DAYTONA BEACH, Fla. - Joe Ruttman has won four consecutive races from a Bud Pole start but nobody ever could accuse him of leaving the fans with a yawn on their faces. In three of the four races - including Friday's Florida Dodge Dealers 250 - ...
DAYTONA BEACH, Fla. - Joe Ruttman has won four consecutive races from a Bud Pole start but nobody ever could accuse him of leaving the fans with a yawn on their faces. In three of the four races - including Friday's Florida Dodge Dealers 250 - Ruttman failed to lead the first lap and since those wins featured combined 57 lead changes, it might be fair to say that Ruttman is a master at pacing himself. He's also a master of working with crew chiefs. Danny Rollins, making his first start as the boss of the No. 18 DANA Corporation Dodge team, is the seventh different crew chief Ruttman has taken to a NASCAR Craftsman Truck Series victory circle.
Ruttman, who matched Mike Bliss for No. 2 on the series all-time Bud Pole chart with 14, also became Daytona International Speedway's oldest NASCAR winner at 56 years three months. He supplanted Bobby Allison who was 51 years two months when he won the 1988 Daytona 500.
Of the three drivers chasing Ruttman home in the Florida Dodge Dealers 250, only one - Scott Riggs, fifth at Richmond in 2000 - ever had finished among the top five in a NASCAR Craftsman Truck Series race. Second-place finisher Ricky Hendrick's best performance was a sixth-place in his first series appearance last May at Pikes Peak. Two seventh-place runs had been the best Lance Norick could muster in 108 previous trips to the starting stripe.
Coy Gibbs also posted a career best run of seventh. Gibbs, whose MBNA Chevrolet team hired Gary Showalter to guide its efforts for the 2001 season, ran 13th at Chicago - a race Ruttman also won.
Terry Cook, sixth this year and fourth in 2000, was the only competitor in the field to log a top 10 finish in both runnings of the Florida Dodge Dealers 250. Ultra Motorsports, winner of the inaugural event and third this time with Riggs, was the only top 10 owner returnee.
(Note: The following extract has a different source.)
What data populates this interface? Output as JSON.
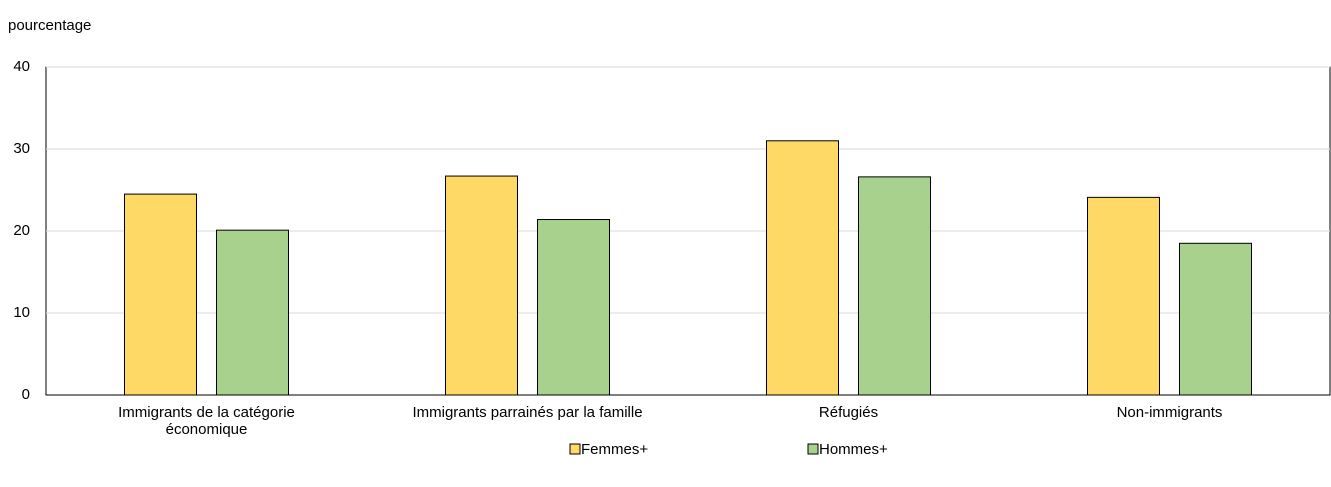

Although Hendrick, like Kurt Busch in 2000, finished second, this year's race was a throwaway for freshman competitors. He was the only Raybestos Rookie to place among the first 17.
Said father and team owner Rick Hendrick of attempting to coach his 20-year-old son on the final lap, "As big as the button was on the radio, I couldn't put my finger on the button. My hand was shaking so fast. I don't do a very good job being a father and an owner watching my son race." Added the elder Hendrick, "He drove a smart race and stayed out of trouble."
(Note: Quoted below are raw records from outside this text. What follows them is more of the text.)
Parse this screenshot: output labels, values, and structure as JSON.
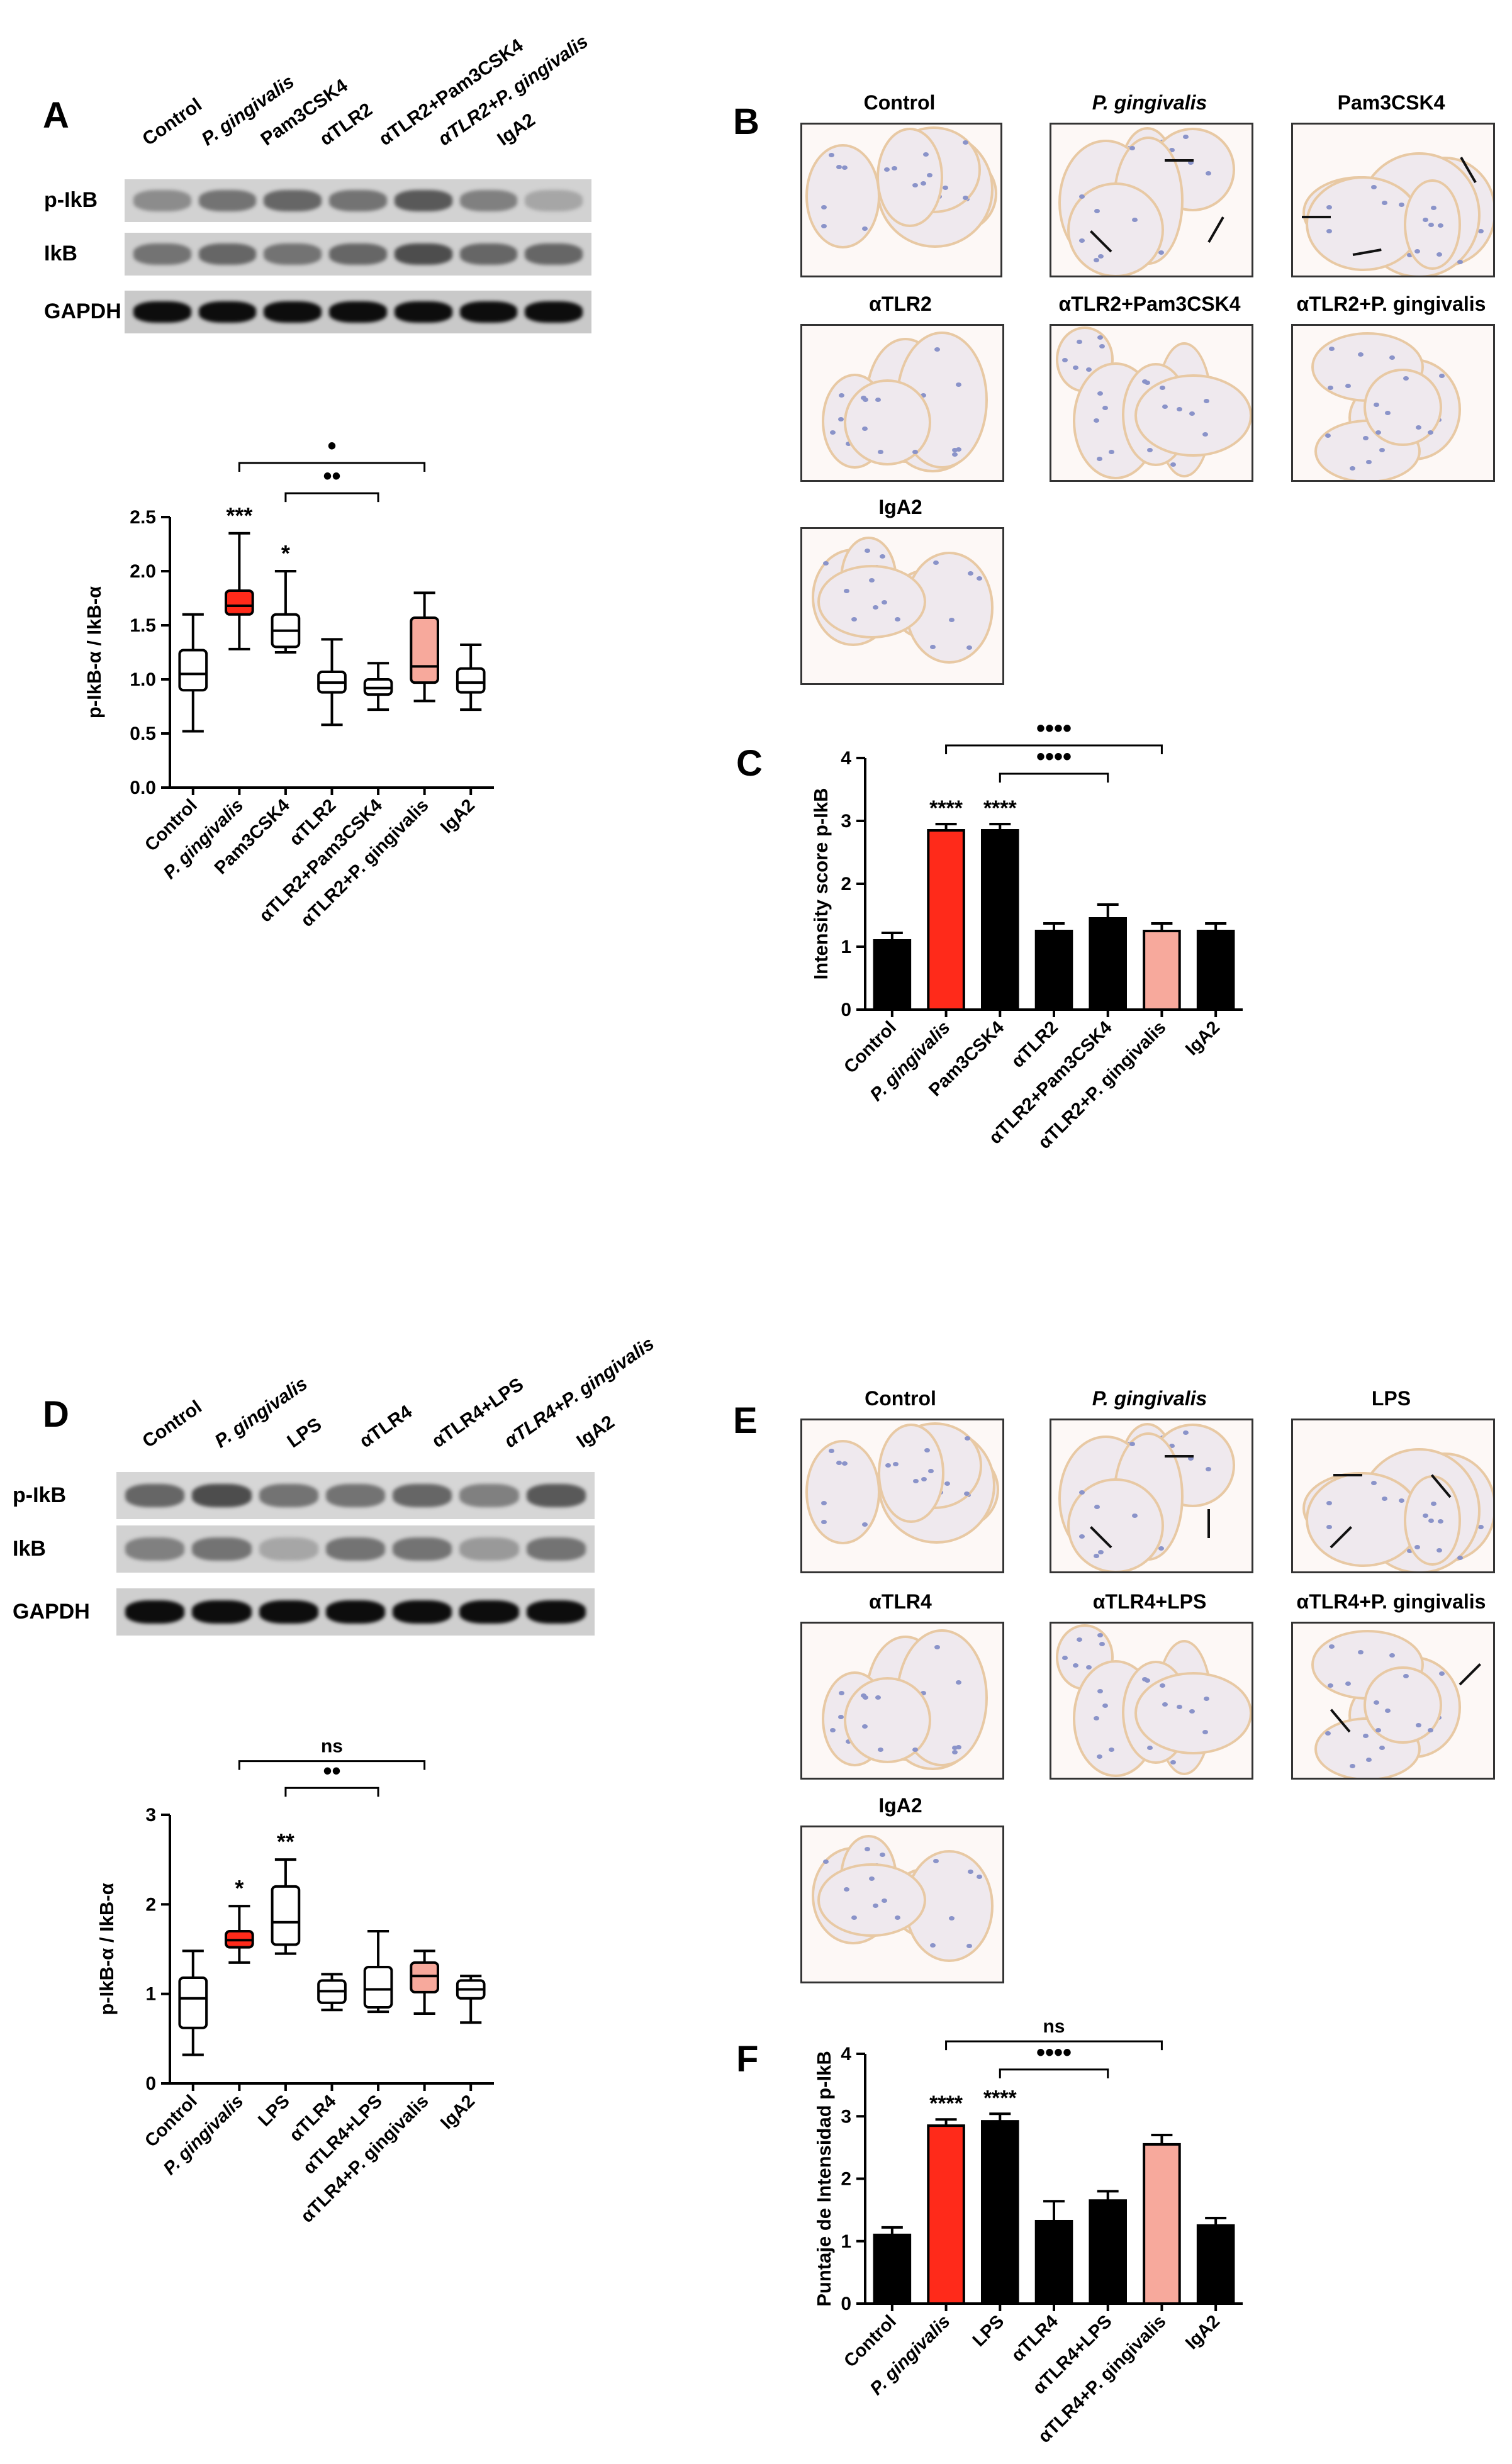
{
  "panels": {
    "A": {
      "letter": "A",
      "lanes": [
        "Control",
        "P. gingivalis",
        "Pam3CSK4",
        "αTLR2",
        "αTLR2+Pam3CSK4",
        "αTLR2+P. gingivalis",
        "IgA2"
      ],
      "rows": [
        "p-IkB",
        "IkB",
        "GAPDH"
      ]
    },
    "B": {
      "letter": "B",
      "titles": [
        "Control",
        "P. gingivalis",
        "Pam3CSK4",
        "αTLR2",
        "αTLR2+Pam3CSK4",
        "αTLR2+P. gingivalis",
        "IgA2"
      ]
    },
    "D": {
      "letter": "D",
      "lanes": [
        "Control",
        "P. gingivalis",
        "LPS",
        "αTLR4",
        "αTLR4+LPS",
        "αTLR4+P. gingivalis",
        "IgA2"
      ],
      "rows": [
        "p-IkB",
        "IkB",
        "GAPDH"
      ]
    },
    "E": {
      "letter": "E",
      "titles": [
        "Control",
        "P. gingivalis",
        "LPS",
        "αTLR4",
        "αTLR4+LPS",
        "αTLR4+P. gingivalis",
        "IgA2"
      ]
    },
    "C": {
      "letter": "C"
    },
    "F": {
      "letter": "F"
    }
  },
  "colors": {
    "red": "#ff2a1a",
    "pink": "#f7a99c",
    "black": "#000000",
    "white": "#ffffff"
  },
  "chart_data": [
    {
      "id": "A-box",
      "type": "box",
      "ylabel": "p-IkB-α / IkB-α",
      "ylim": [
        0,
        2.5
      ],
      "yticks": [
        "0.0",
        "0.5",
        "1.0",
        "1.5",
        "2.0",
        "2.5"
      ],
      "categories": [
        "Control",
        "P. gingivalis",
        "Pam3CSK4",
        "αTLR2",
        "αTLR2+Pam3CSK4",
        "αTLR2+P. gingivalis",
        "IgA2"
      ],
      "boxes": [
        {
          "min": 0.52,
          "q1": 0.9,
          "median": 1.05,
          "q3": 1.27,
          "max": 1.6,
          "fill": "white"
        },
        {
          "min": 1.28,
          "q1": 1.6,
          "median": 1.68,
          "q3": 1.82,
          "max": 2.35,
          "fill": "red"
        },
        {
          "min": 1.25,
          "q1": 1.3,
          "median": 1.45,
          "q3": 1.6,
          "max": 2.0,
          "fill": "white"
        },
        {
          "min": 0.58,
          "q1": 0.88,
          "median": 0.97,
          "q3": 1.07,
          "max": 1.37,
          "fill": "white"
        },
        {
          "min": 0.72,
          "q1": 0.86,
          "median": 0.92,
          "q3": 1.0,
          "max": 1.15,
          "fill": "white"
        },
        {
          "min": 0.8,
          "q1": 0.97,
          "median": 1.12,
          "q3": 1.57,
          "max": 1.8,
          "fill": "pink"
        },
        {
          "min": 0.72,
          "q1": 0.88,
          "median": 0.97,
          "q3": 1.1,
          "max": 1.32,
          "fill": "white"
        }
      ],
      "stars": [
        "",
        "***",
        "*",
        "",
        "",
        "",
        ""
      ],
      "brackets": [
        {
          "from": 1,
          "to": 5,
          "label": "•",
          "y": 3.0
        },
        {
          "from": 2,
          "to": 4,
          "label": "••",
          "y": 2.72
        }
      ]
    },
    {
      "id": "C-bar",
      "type": "bar",
      "ylabel": "Intensity score p-IkB",
      "ylim": [
        0,
        4
      ],
      "yticks": [
        "0",
        "1",
        "2",
        "3",
        "4"
      ],
      "categories": [
        "Control",
        "P. gingivalis",
        "Pam3CSK4",
        "αTLR2",
        "αTLR2+Pam3CSK4",
        "αTLR2+P. gingivalis",
        "IgA2"
      ],
      "values": [
        1.1,
        2.85,
        2.85,
        1.25,
        1.45,
        1.25,
        1.25
      ],
      "errors": [
        0.12,
        0.1,
        0.1,
        0.12,
        0.22,
        0.12,
        0.12
      ],
      "fills": [
        "black",
        "red",
        "black",
        "black",
        "black",
        "pink",
        "black"
      ],
      "stars": [
        "",
        "****",
        "****",
        "",
        "",
        "",
        ""
      ],
      "brackets": [
        {
          "from": 1,
          "to": 5,
          "label": "••••",
          "y": 4.2
        },
        {
          "from": 2,
          "to": 4,
          "label": "••••",
          "y": 3.75
        }
      ]
    },
    {
      "id": "D-box",
      "type": "box",
      "ylabel": "p-IkB-α / IkB-α",
      "ylim": [
        0,
        3
      ],
      "yticks": [
        "0",
        "1",
        "2",
        "3"
      ],
      "categories": [
        "Control",
        "P. gingivalis",
        "LPS",
        "αTLR4",
        "αTLR4+LPS",
        "αTLR4+P. gingivalis",
        "IgA2"
      ],
      "boxes": [
        {
          "min": 0.32,
          "q1": 0.62,
          "median": 0.95,
          "q3": 1.18,
          "max": 1.48,
          "fill": "white"
        },
        {
          "min": 1.35,
          "q1": 1.52,
          "median": 1.6,
          "q3": 1.7,
          "max": 1.98,
          "fill": "red"
        },
        {
          "min": 1.45,
          "q1": 1.55,
          "median": 1.8,
          "q3": 2.2,
          "max": 2.5,
          "fill": "white"
        },
        {
          "min": 0.82,
          "q1": 0.9,
          "median": 1.03,
          "q3": 1.15,
          "max": 1.22,
          "fill": "white"
        },
        {
          "min": 0.8,
          "q1": 0.85,
          "median": 1.05,
          "q3": 1.3,
          "max": 1.7,
          "fill": "white"
        },
        {
          "min": 0.78,
          "q1": 1.02,
          "median": 1.2,
          "q3": 1.35,
          "max": 1.48,
          "fill": "pink"
        },
        {
          "min": 0.68,
          "q1": 0.95,
          "median": 1.05,
          "q3": 1.15,
          "max": 1.2,
          "fill": "white"
        }
      ],
      "stars": [
        "",
        "*",
        "**",
        "",
        "",
        "",
        ""
      ],
      "brackets": [
        {
          "from": 1,
          "to": 5,
          "label": "ns",
          "y": 3.6
        },
        {
          "from": 2,
          "to": 4,
          "label": "••",
          "y": 3.3
        }
      ]
    },
    {
      "id": "F-bar",
      "type": "bar",
      "ylabel": "Puntaje de Intensidad p-IkB",
      "ylim": [
        0,
        4
      ],
      "yticks": [
        "0",
        "1",
        "2",
        "3",
        "4"
      ],
      "categories": [
        "Control",
        "P. gingivalis",
        "LPS",
        "αTLR4",
        "αTLR4+LPS",
        "αTLR4+P. gingivalis",
        "IgA2"
      ],
      "values": [
        1.1,
        2.85,
        2.92,
        1.32,
        1.65,
        2.55,
        1.25
      ],
      "errors": [
        0.12,
        0.1,
        0.12,
        0.32,
        0.15,
        0.15,
        0.12
      ],
      "fills": [
        "black",
        "red",
        "black",
        "black",
        "black",
        "pink",
        "black"
      ],
      "stars": [
        "",
        "****",
        "****",
        "",
        "",
        "",
        ""
      ],
      "brackets": [
        {
          "from": 1,
          "to": 5,
          "label": "ns",
          "y": 4.2
        },
        {
          "from": 2,
          "to": 4,
          "label": "••••",
          "y": 3.75
        }
      ]
    }
  ]
}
Hendrick, Chuck Hossfeld, Ted Musgrave and Morgan Shepherd led a NASCAR Craftsman Truck Series event for the first time. Bryan Reffner has led three consecutive races while Ruttman has headed six of the last 10.
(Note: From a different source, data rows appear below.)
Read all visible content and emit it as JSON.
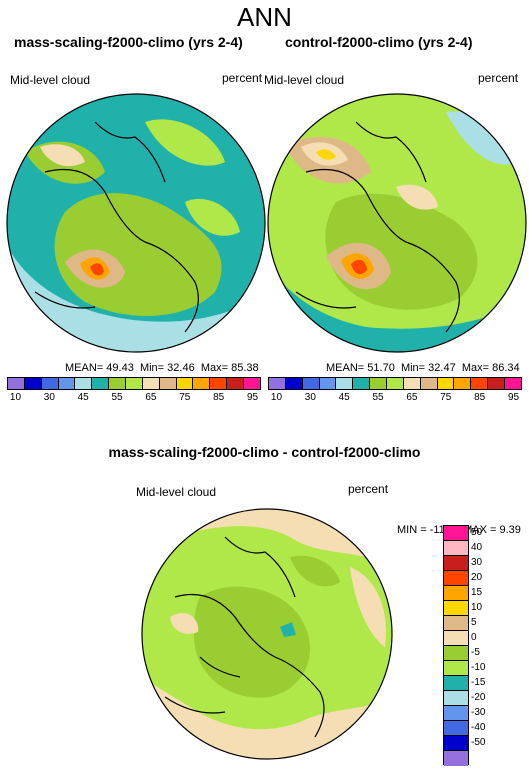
{
  "title": "ANN",
  "panels": [
    {
      "title": "mass-scaling-f2000-climo (yrs 2-4)",
      "variable": "Mid-level cloud",
      "units": "percent",
      "mean_label": "MEAN=",
      "mean": "49.43",
      "min_label": "Min=",
      "min": "32.46",
      "max_label": "Max=",
      "max": "85.38"
    },
    {
      "title": "control-f2000-climo (yrs 2-4)",
      "variable": "Mid-level cloud",
      "units": "percent",
      "mean_label": "MEAN=",
      "mean": "51.70",
      "min_label": "Min=",
      "min": "32.47",
      "max_label": "Max=",
      "max": "86.34"
    }
  ],
  "colorbar_top": {
    "colors": [
      "#9370db",
      "#0000cd",
      "#4169e1",
      "#6495ed",
      "#aadfe6",
      "#20b2aa",
      "#9acd32",
      "#b0e84a",
      "#f5deb3",
      "#deb887",
      "#ffd700",
      "#ffa500",
      "#ff4500",
      "#c81e1e",
      "#ff1493"
    ],
    "labels": [
      "10",
      "30",
      "45",
      "55",
      "65",
      "75",
      "85",
      "95"
    ]
  },
  "difference": {
    "title": "mass-scaling-f2000-climo - control-f2000-climo",
    "variable": "Mid-level cloud",
    "units": "percent",
    "minmax": "MIN = -11.81 MAX =   9.39",
    "colors": [
      "#ff1493",
      "#ffb6c1",
      "#c81e1e",
      "#ff4500",
      "#ffa500",
      "#ffd700",
      "#deb887",
      "#f5deb3",
      "#9acd32",
      "#b0e84a",
      "#20b2aa",
      "#aadfe6",
      "#6495ed",
      "#4169e1",
      "#0000cd",
      "#9370db"
    ],
    "labels": [
      "50",
      "40",
      "30",
      "20",
      "15",
      "10",
      "5",
      "0",
      "-5",
      "-10",
      "-15",
      "-20",
      "-30",
      "-40",
      "-50"
    ]
  }
}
This year's front row featured the same two trucks as in 2000: Ruttman, again on the Bud Pole and the No. 2 Riggs truck that was driven a year ago by race winner Mike Wallace. Wallace wasn't far from the action as he rested up for Sunday's Daytona 500. He provided color commentary for MRN Radio listeners.
Friday's race marked the final time the 9.5:1 compression engine was required in NCTS competition. Teams have the option of switching to the 12:1 V8 when the 2000 season resumes March 4 at Homestead-Miami Speedway.